- If the "/boot/" directory was not on a separate file system, dracut called the sha512hmac utility with a file name prefixed with "/sysroot/boot". Consequently, sha512mac searched for the file checksum in "/boot/", returned errors, and dracut considered the FIPS check to have failed. Eventually, a kernel panic occurred. With this update, dracut uses a symlink linking "/boot" to "/sysroot/boot", sha512mac can now access files in "/boot/", and FIPS checks now pass, allowing the system to boot properly in the described scenario.
- Previously, dracut incorrectly displayed that it loaded SELinux even if SELinux was disabled in the config file and "selinux=0" was not specified on the kernel command line. As a consequence, an error message could confuse the user when booting the system. With this update, the dracut utility is modified and the error message no longer appears.
- Due to an error in the dracut module script, the system could fail to find the root volume if a static IP address was specified. As a consequence, the system did not boot. With this update, the error is corrected, and the system is able to boot with a static IP address.
- When mounting the root device over the NFS (Network File System) protocol, the /var/lib/rpcbind directory created by initramfs was world-writable.
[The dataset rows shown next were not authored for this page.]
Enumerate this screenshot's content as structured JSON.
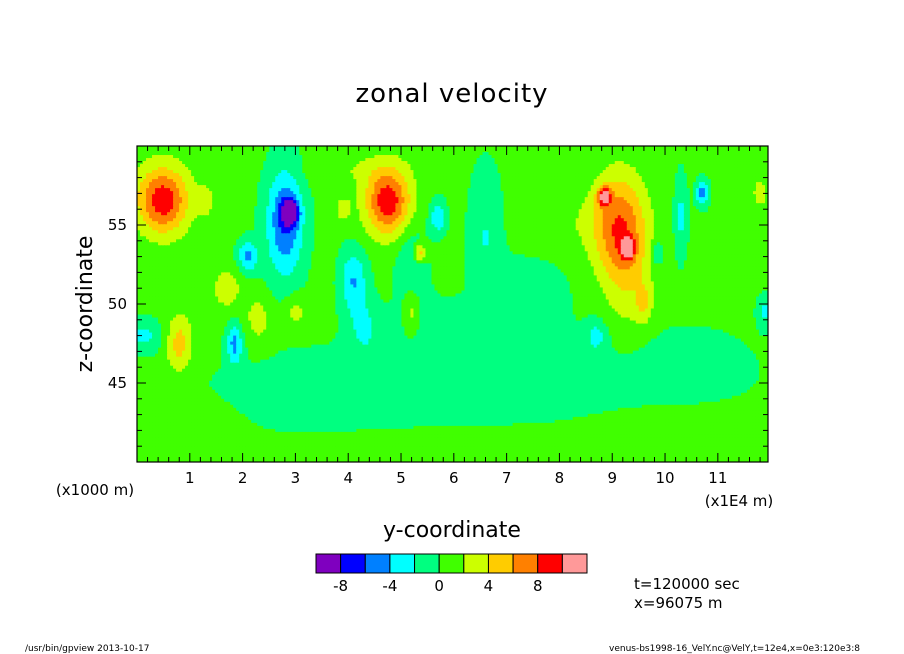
{
  "chart_data": {
    "type": "heatmap",
    "title": "zonal velocity",
    "xlabel": "y-coordinate",
    "ylabel": "z-coordinate",
    "x_scale_note": "(x1E4 m)",
    "y_scale_note": "(x1000 m)",
    "xlim": [
      0,
      11.95
    ],
    "ylim": [
      40,
      60
    ],
    "x_ticks": [
      "1",
      "2",
      "3",
      "4",
      "5",
      "6",
      "7",
      "8",
      "9",
      "10",
      "11"
    ],
    "y_ticks": [
      "45",
      "50",
      "55"
    ],
    "levels": [
      -10,
      -8,
      -6,
      -4,
      -2,
      0,
      2,
      4,
      6,
      8,
      10
    ],
    "level_colors": [
      "#7f00bf",
      "#0000ff",
      "#0080ff",
      "#00ffff",
      "#00ff80",
      "#40ff00",
      "#ccff00",
      "#ffcc00",
      "#ff8000",
      "#ff0000",
      "#ff9999"
    ],
    "colorbar_ticks": [
      "-8",
      "-4",
      "0",
      "4",
      "8"
    ],
    "background_value": 0.5,
    "features": [
      {
        "y": 0.5,
        "z": 56.5,
        "v": 6.5,
        "rx": 0.45,
        "rz": 2.0
      },
      {
        "y": 0.45,
        "z": 56.8,
        "v": 2.5,
        "rx": 0.6,
        "rz": 2.4
      },
      {
        "y": 4.75,
        "z": 56.5,
        "v": 6.5,
        "rx": 0.4,
        "rz": 2.0
      },
      {
        "y": 4.75,
        "z": 56.5,
        "v": 2.5,
        "rx": 0.5,
        "rz": 2.4
      },
      {
        "y": 2.8,
        "z": 55.2,
        "v": -6.5,
        "rx": 0.35,
        "rz": 3.5
      },
      {
        "y": 2.9,
        "z": 55.8,
        "v": -9.0,
        "rx": 0.15,
        "rz": 0.8
      },
      {
        "y": 2.1,
        "z": 53.0,
        "v": -5.0,
        "rx": 0.2,
        "rz": 1.0
      },
      {
        "y": 4.1,
        "z": 51.5,
        "v": -4.5,
        "rx": 0.25,
        "rz": 2.0
      },
      {
        "y": 4.3,
        "z": 48.5,
        "v": -2.5,
        "rx": 0.3,
        "rz": 1.8
      },
      {
        "y": 5.2,
        "z": 52.5,
        "v": -2.5,
        "rx": 0.3,
        "rz": 2.5
      },
      {
        "y": 5.7,
        "z": 55.5,
        "v": -4.5,
        "rx": 0.15,
        "rz": 1.0
      },
      {
        "y": 6.6,
        "z": 54.5,
        "v": -2.5,
        "rx": 0.3,
        "rz": 4.0
      },
      {
        "y": 1.85,
        "z": 47.5,
        "v": -5.0,
        "rx": 0.15,
        "rz": 1.3
      },
      {
        "y": 0.1,
        "z": 48.0,
        "v": -3.0,
        "rx": 0.4,
        "rz": 1.0
      },
      {
        "y": 9.1,
        "z": 55.0,
        "v": 6.0,
        "rx": 0.5,
        "rz": 3.2
      },
      {
        "y": 8.85,
        "z": 56.8,
        "v": 9.0,
        "rx": 0.12,
        "rz": 0.6
      },
      {
        "y": 9.3,
        "z": 53.5,
        "v": 8.5,
        "rx": 0.12,
        "rz": 0.6
      },
      {
        "y": 9.3,
        "z": 52.5,
        "v": 3.0,
        "rx": 0.45,
        "rz": 4.2
      },
      {
        "y": 9.6,
        "z": 50.0,
        "v": 3.0,
        "rx": 0.15,
        "rz": 1.2
      },
      {
        "y": 10.3,
        "z": 55.5,
        "v": -3.0,
        "rx": 0.12,
        "rz": 2.5
      },
      {
        "y": 10.7,
        "z": 57.0,
        "v": -5.5,
        "rx": 0.12,
        "rz": 0.8
      },
      {
        "y": 9.85,
        "z": 53.2,
        "v": -3.0,
        "rx": 0.12,
        "rz": 0.8
      },
      {
        "y": 8.7,
        "z": 48.0,
        "v": -3.0,
        "rx": 0.2,
        "rz": 1.0
      },
      {
        "y": 11.9,
        "z": 49.5,
        "v": -3.0,
        "rx": 0.15,
        "rz": 1.0
      },
      {
        "y": 11.8,
        "z": 57.0,
        "v": 2.5,
        "rx": 0.15,
        "rz": 1.0
      },
      {
        "y": 0.8,
        "z": 47.5,
        "v": 4.5,
        "rx": 0.25,
        "rz": 1.8
      },
      {
        "y": 1.7,
        "z": 51.0,
        "v": 2.5,
        "rx": 0.3,
        "rz": 1.5
      },
      {
        "y": 2.3,
        "z": 49.0,
        "v": 2.5,
        "rx": 0.25,
        "rz": 1.5
      },
      {
        "y": 3.0,
        "z": 49.5,
        "v": 2.5,
        "rx": 0.2,
        "rz": 1.0
      },
      {
        "y": 5.35,
        "z": 53.2,
        "v": 5.5,
        "rx": 0.12,
        "rz": 0.6
      },
      {
        "y": 5.2,
        "z": 49.5,
        "v": 3.0,
        "rx": 0.15,
        "rz": 1.5
      },
      {
        "y": 1.3,
        "z": 56.5,
        "v": 2.5,
        "rx": 0.15,
        "rz": 1.0
      },
      {
        "y": 3.9,
        "z": 56.0,
        "v": 2.5,
        "rx": 0.15,
        "rz": 0.8
      },
      {
        "y": 7.2,
        "z": 45.0,
        "v": -1.5,
        "rx": 3.0,
        "rz": 3.0
      },
      {
        "y": 3.5,
        "z": 44.0,
        "v": -1.2,
        "rx": 2.5,
        "rz": 3.0
      },
      {
        "y": 5.8,
        "z": 48.5,
        "v": -1.2,
        "rx": 1.0,
        "rz": 2.0
      },
      {
        "y": 10.5,
        "z": 46.0,
        "v": -1.2,
        "rx": 1.2,
        "rz": 2.5
      },
      {
        "y": 6.0,
        "z": 41.0,
        "v": 1.2,
        "rx": 3.0,
        "rz": 1.2
      },
      {
        "y": 10.5,
        "z": 42.0,
        "v": 1.3,
        "rx": 1.8,
        "rz": 1.5
      },
      {
        "y": 0.6,
        "z": 42.5,
        "v": 1.3,
        "rx": 1.2,
        "rz": 1.5
      },
      {
        "y": 8.0,
        "z": 55.0,
        "v": 1.2,
        "rx": 0.8,
        "rz": 2.0
      },
      {
        "y": 7.5,
        "z": 51.0,
        "v": -1.2,
        "rx": 0.8,
        "rz": 3.0
      },
      {
        "y": 4.0,
        "z": 58.5,
        "v": 1.2,
        "rx": 1.0,
        "rz": 1.0
      }
    ]
  },
  "info": {
    "time_label": "t=120000 sec",
    "position_label": "x=96075 m"
  },
  "footer": {
    "left": "/usr/bin/gpview  2013-10-17",
    "right": "venus-bs1998-16_VelY.nc@VelY,t=12e4,x=0e3:120e3:8"
  }
}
The dracut tool has been modified to generate initramfs which now sets the ownership to the rpc user and the group.
- When auto-assembling an md RAID device, initramfs used an invalid parameter when calling the mdadm tool. This prevented the system from booting if the root device was on the RAID device. The invalid parameter has been removed and the system now boots properly.
- When auto-assembling an md RAID device, an error in the mdraid_start.sh script prevented the system from booting if the root device was on the RAID device. The error in the script has been fixed and the system now boots correctly.
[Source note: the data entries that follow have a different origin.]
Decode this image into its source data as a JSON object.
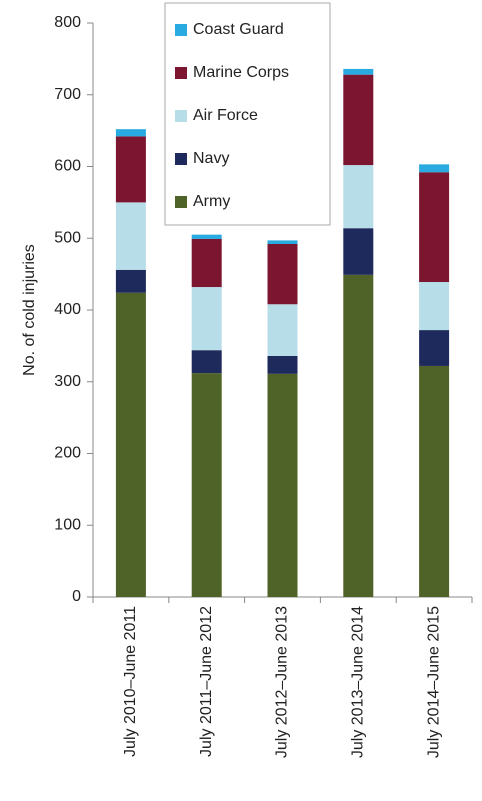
{
  "chart_data": {
    "type": "stacked_bar",
    "y_label": "No. of cold injuries",
    "categories": [
      "July 2010–June 2011",
      "July 2011–June 2012",
      "July 2012–June 2013",
      "July 2013–June 2014",
      "July 2014–June 2015"
    ],
    "series": [
      {
        "name": "Army",
        "color": "#4f6228",
        "values": [
          424,
          312,
          311,
          449,
          322
        ]
      },
      {
        "name": "Navy",
        "color": "#1f2a5c",
        "values": [
          32,
          32,
          25,
          65,
          50
        ]
      },
      {
        "name": "Air Force",
        "color": "#b7dde8",
        "values": [
          94,
          88,
          72,
          88,
          67
        ]
      },
      {
        "name": "Marine Corps",
        "color": "#7b1530",
        "values": [
          92,
          67,
          84,
          126,
          153
        ]
      },
      {
        "name": "Coast Guard",
        "color": "#29abe2",
        "values": [
          10,
          6,
          5,
          8,
          11
        ]
      }
    ],
    "ylim": [
      0,
      800
    ],
    "yticks": [
      0,
      100,
      200,
      300,
      400,
      500,
      600,
      700,
      800
    ],
    "legend": "top"
  }
}
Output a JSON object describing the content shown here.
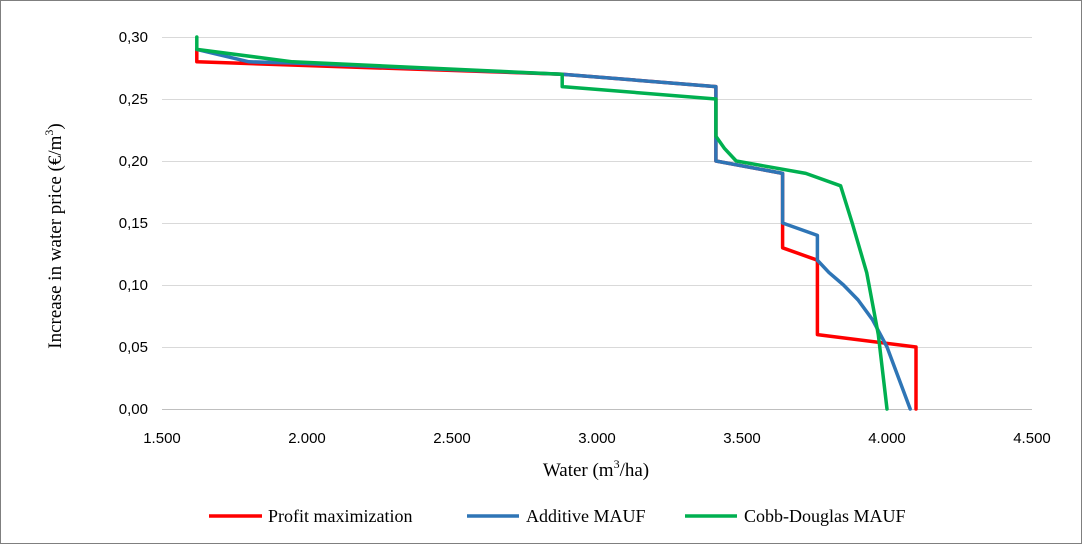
{
  "chart_data": {
    "type": "line",
    "title": "",
    "xlabel": {
      "pre": "Water (m",
      "sup": "3",
      "post": "/ha)"
    },
    "ylabel": {
      "pre": "Increase in water price (€/m",
      "sup": "3",
      "post": ")"
    },
    "xlim": [
      1500,
      4500
    ],
    "ylim": [
      0,
      0.3
    ],
    "xticks": [
      1500,
      2000,
      2500,
      3000,
      3500,
      4000,
      4500
    ],
    "xtick_labels": [
      "1.500",
      "2.000",
      "2.500",
      "3.000",
      "3.500",
      "4.000",
      "4.500"
    ],
    "yticks": [
      0,
      0.05,
      0.1,
      0.15,
      0.2,
      0.25,
      0.3
    ],
    "ytick_labels": [
      "0,00",
      "0,05",
      "0,10",
      "0,15",
      "0,20",
      "0,25",
      "0,30"
    ],
    "grid": "horizontal",
    "legend_position": "bottom",
    "series": [
      {
        "name": "Profit maximization",
        "color": "#ff0000",
        "points": [
          [
            1620,
            0.29
          ],
          [
            1620,
            0.28
          ],
          [
            2880,
            0.27
          ],
          [
            3410,
            0.26
          ],
          [
            3410,
            0.2
          ],
          [
            3640,
            0.19
          ],
          [
            3640,
            0.13
          ],
          [
            3760,
            0.12
          ],
          [
            3760,
            0.06
          ],
          [
            4100,
            0.05
          ],
          [
            4100,
            0.0
          ]
        ]
      },
      {
        "name": "Additive MAUF",
        "color": "#2e75b6",
        "points": [
          [
            1620,
            0.29
          ],
          [
            1800,
            0.28
          ],
          [
            1950,
            0.279
          ],
          [
            2880,
            0.27
          ],
          [
            3410,
            0.26
          ],
          [
            3410,
            0.2
          ],
          [
            3640,
            0.19
          ],
          [
            3640,
            0.15
          ],
          [
            3760,
            0.14
          ],
          [
            3760,
            0.12
          ],
          [
            3800,
            0.11
          ],
          [
            3850,
            0.1
          ],
          [
            3900,
            0.088
          ],
          [
            3950,
            0.072
          ],
          [
            4000,
            0.05
          ],
          [
            4040,
            0.025
          ],
          [
            4080,
            0.0
          ]
        ]
      },
      {
        "name": "Cobb-Douglas MAUF",
        "color": "#00b050",
        "points": [
          [
            1620,
            0.3
          ],
          [
            1620,
            0.29
          ],
          [
            1950,
            0.28
          ],
          [
            2880,
            0.27
          ],
          [
            2880,
            0.26
          ],
          [
            3410,
            0.25
          ],
          [
            3410,
            0.22
          ],
          [
            3440,
            0.21
          ],
          [
            3480,
            0.2
          ],
          [
            3600,
            0.195
          ],
          [
            3720,
            0.19
          ],
          [
            3840,
            0.18
          ],
          [
            3880,
            0.15
          ],
          [
            3930,
            0.11
          ],
          [
            3970,
            0.06
          ],
          [
            4000,
            0.0
          ]
        ]
      }
    ]
  }
}
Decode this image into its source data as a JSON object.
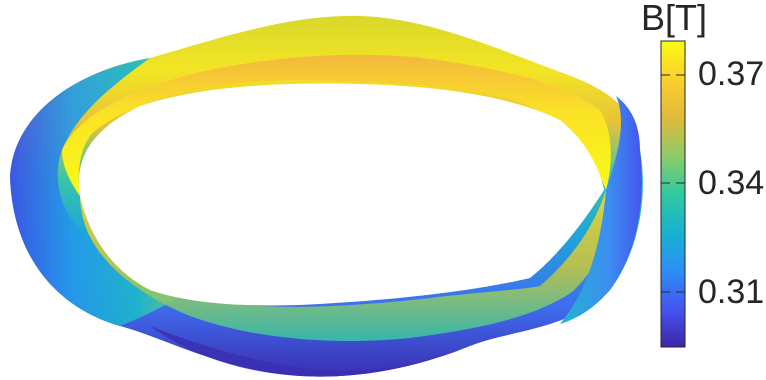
{
  "colorbar": {
    "title": "B[T]",
    "ticks": [
      "0.37",
      "0.34",
      "0.31"
    ],
    "tick_values": [
      0.37,
      0.34,
      0.31
    ],
    "range": [
      0.295,
      0.381
    ],
    "colormap": "parula",
    "colors": [
      "#3e26a8",
      "#4454f0",
      "#2d8ef5",
      "#17b2cf",
      "#31c99e",
      "#8dcc67",
      "#e1b93b",
      "#fbd02d",
      "#f9fb15"
    ]
  }
}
- Prior to this update, the /var/lib/nfs/prc_pipefs partition could not be accessed on system boot. The problem occurred when booting the system with NFS set as the root partition with at least one separate /var partition. This was caused by initramfs mounting the /var partition over the existing rpc_pipefs partition. The initramfs file system now mounts entries in /etc/fstab.sys, which fixes the problem.
- The dm-mod and dm-crypt kernel modules were missing from the list of kernel modules, which are pre-loaded for the FIPS-140 check. These modules have been added to the list with this update.
- When loading SELinux from inside initramfs, the output of the SELinux commands could be garbled if the user used non-Latin locales. The initramfs file system has been modified to turn off localization for the SElinux commands, which results in readable messages.
- The QLogic qla4xxx iSCSI driver and the iSCSI (Internet Small Computer System Interface) transport layer now support iSCSI boot from Storage Area Network (SAN) using the iscsistart. With this update, dracut is modified to support these changes.
- If the user installed a system with rootfs on a RAID device where RAID members were encrypted, dracut failed to assemble the RAID device on reboot. As a consequence, the system did not boot. A patch has been applied to address this issue, and the RAID device is now assembled on every boot so that the system boots successfully.
- When applying SELinux labels for /dev in initramfs, the restorecon tool did not alter the MCS/MLS label only types. To fix this problem, the "-F" option has been added to all calls of restorecon.
- Prior to this update, the boot process timed out for network settings with DHCP involved. A patch has been applied to extend the timeout interval if DHCP is involved, which fixes the problem.
- This update adds support for iSCSI (Internet Small Computer System Interface) partial offload functionality for certain Broadcom network devices.
- This update adds the dracut-fips-aesni subpackage. Note that the package should be installed when using the aesni-intel module in FIPS mode.
- This update adds support for Logical Volume Management (LVM) mirror devices to serve as root devices. Additionally degraded mirrors are used after a certain timeout if the other half cannot be found at booting time.
- This update adds support for configuring an interface with automatic IPv6 and DHCP over IPv4 by using the "ip=[interface]:dhcp,auto6" command line parameter.
- With this update, the Broadcom FCoE (Fibre Channel over Ethernet) offload driver is now supported.
- When sourcing dracut modules, dracut did not check whether the "install" script for the module exists and is executable. Therefore, if the script was missing, an attempt to execute the script failed. As a consequence, dracut did not execute the "installkernel" script, and the module was not included in the initramfs image. This problem has been fixed, dracut now performs the check and only executes the "install" script when it exists. Then, the "installkernel" script is correctly executed and the module is installed in the initramfs image.
- Previously, dracut did not correctly handle a situation when booting a system with a degraded RAID array. In such a case, the initial RAM disk image (initramfs) was not able to start the array and the system did not boot. With this update, the initramfs forces the array to start and the system now boots as expected.